Submitted by SAINTBON-1_0BD27AB7 on

Casinos are such revenue-generating organizations that the benefits outweigh the costs when constructed on Indian reservations. I've always had the thought in my mind that casinos on reservations were an odd thing, and I never really thought about why they were there. It makes complete sense that Indians simply reap the economic benefits from the casinos; a business that will never go out of business. Near my hometown, 2 of the 3 casinos within decent driving distance are located on reservations. With the revenue, the social class of the Indians on the reservations is able to change for the better. As the article says, jobs are provided to those who are unemployed, and money is given to organizations to benefit society. In order to receive these benefits, Native Americans have to sacrifice traditional aspects of the culture, which is the main problem I see with this economic solution.

Reservation Casinos

Submitted by SAINTBON-1_07854972 on

Casinos are located on Indian Reservations because the benefits of the casinos outweight the costs of having the casinos on tribal land. Casinos on Indian Reservations create a lot of economic opportunity for the reservation and create jobs that tend to be rather scarce. It is obvious that the economic opportunities are there because more and more reservations seem to have casinos.
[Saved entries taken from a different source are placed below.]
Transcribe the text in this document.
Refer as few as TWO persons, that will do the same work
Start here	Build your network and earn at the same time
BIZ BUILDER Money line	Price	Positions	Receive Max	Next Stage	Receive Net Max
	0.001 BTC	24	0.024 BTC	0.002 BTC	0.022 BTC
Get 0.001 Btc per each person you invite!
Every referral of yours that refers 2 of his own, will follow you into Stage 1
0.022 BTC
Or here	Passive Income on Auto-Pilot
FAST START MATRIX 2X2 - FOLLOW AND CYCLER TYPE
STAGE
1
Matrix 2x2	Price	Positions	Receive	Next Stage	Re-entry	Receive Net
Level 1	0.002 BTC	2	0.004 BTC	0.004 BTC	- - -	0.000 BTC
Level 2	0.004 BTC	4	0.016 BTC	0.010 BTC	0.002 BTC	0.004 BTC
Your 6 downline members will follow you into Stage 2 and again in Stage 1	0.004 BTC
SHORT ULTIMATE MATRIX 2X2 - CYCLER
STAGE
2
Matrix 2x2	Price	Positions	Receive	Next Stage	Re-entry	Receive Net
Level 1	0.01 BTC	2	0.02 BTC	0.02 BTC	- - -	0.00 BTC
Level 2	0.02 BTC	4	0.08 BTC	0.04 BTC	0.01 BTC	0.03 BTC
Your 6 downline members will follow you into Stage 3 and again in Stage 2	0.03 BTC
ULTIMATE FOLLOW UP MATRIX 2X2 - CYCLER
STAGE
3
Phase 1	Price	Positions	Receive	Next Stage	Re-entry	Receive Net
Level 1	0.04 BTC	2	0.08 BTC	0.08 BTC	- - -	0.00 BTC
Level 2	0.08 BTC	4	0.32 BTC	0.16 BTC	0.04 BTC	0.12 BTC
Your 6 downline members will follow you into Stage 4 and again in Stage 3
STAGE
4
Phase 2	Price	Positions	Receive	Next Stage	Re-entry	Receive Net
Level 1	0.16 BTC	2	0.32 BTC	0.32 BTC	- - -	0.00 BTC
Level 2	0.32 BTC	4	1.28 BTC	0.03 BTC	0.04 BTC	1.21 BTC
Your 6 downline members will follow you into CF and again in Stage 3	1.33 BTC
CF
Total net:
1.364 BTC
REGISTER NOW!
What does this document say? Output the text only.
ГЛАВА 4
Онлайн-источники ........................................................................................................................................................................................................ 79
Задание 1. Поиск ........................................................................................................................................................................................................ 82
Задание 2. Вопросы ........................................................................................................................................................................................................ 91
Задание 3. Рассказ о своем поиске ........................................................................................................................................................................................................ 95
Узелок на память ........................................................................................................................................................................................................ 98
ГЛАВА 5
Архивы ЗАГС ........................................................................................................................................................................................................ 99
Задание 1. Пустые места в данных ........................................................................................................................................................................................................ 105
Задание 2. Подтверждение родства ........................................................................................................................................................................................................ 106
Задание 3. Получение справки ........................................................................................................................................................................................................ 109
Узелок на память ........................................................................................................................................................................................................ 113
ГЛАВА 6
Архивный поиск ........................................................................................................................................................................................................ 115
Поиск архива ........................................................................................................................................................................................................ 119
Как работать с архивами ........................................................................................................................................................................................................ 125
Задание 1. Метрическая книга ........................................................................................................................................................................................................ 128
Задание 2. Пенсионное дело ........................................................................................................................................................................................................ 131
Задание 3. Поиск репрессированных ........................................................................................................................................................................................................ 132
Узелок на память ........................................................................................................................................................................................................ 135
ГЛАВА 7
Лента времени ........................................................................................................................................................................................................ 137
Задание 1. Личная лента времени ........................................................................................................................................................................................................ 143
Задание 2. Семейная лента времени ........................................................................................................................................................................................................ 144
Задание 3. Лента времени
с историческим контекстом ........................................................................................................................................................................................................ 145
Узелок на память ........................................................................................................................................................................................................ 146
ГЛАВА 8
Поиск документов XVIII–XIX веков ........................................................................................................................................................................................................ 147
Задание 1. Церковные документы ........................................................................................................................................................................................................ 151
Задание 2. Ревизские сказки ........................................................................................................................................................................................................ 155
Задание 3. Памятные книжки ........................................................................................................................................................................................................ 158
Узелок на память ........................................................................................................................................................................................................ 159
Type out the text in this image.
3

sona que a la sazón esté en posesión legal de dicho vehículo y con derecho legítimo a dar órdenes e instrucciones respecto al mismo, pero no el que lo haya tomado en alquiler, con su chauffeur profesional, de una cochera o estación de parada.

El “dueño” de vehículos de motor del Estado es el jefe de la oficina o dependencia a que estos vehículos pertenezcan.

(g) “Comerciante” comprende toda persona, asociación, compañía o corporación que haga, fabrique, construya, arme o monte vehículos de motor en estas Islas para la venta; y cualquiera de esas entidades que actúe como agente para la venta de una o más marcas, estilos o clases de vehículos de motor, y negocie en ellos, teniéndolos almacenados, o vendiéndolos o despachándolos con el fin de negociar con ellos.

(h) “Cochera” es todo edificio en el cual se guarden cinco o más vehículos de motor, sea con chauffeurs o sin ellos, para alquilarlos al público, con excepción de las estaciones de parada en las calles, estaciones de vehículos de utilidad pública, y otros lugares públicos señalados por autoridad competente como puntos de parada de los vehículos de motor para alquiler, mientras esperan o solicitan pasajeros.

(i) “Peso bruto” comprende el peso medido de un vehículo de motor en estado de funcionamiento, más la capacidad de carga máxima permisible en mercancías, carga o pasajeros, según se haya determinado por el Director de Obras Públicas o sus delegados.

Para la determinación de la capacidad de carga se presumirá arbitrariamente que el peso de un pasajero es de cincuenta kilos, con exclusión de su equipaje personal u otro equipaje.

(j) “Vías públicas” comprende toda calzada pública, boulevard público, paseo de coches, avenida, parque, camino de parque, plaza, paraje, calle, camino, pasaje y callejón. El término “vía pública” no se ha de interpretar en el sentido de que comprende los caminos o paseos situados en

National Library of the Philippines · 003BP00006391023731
It is a way for them to run their land and make money without outside interference. Casinos act as an economic stimulant which is what a lot of reservations need. They provide jobs and funds that spur the economy and gives reservations the chance to be self sufficient. However, I can see where the argument is made that the casinos are having a negative impact on the Native American culture. The image that people see of Native Americans is changing because of the problems that this new way of life can create. I thought it was interesting that the article stated that private investors seem to make a lot more money than the tribes do with regards to casino revenue. This just shows how stimulating the casinos are for the economy because the majority of the revenue does not even go to the tribe, but to investors. The casinos help the economy by creating jobs and getting funding for programs. Casinos obviously help Indian Reservations and hurt them at the same time. However, Reservations will continually build them because the financial benefits seem greater than the preserving of Native American culture. This is why the Reservations are criticized, however tribes finally have the chance to spur economic development and become self sufficient.

possibility for change

Submitted by snestlerode on

The stewardship of the casino profits varies tribe by tribe. What if profits were used to fund learning centers focused on reconnecting tribes and the larger population with native wisdoms?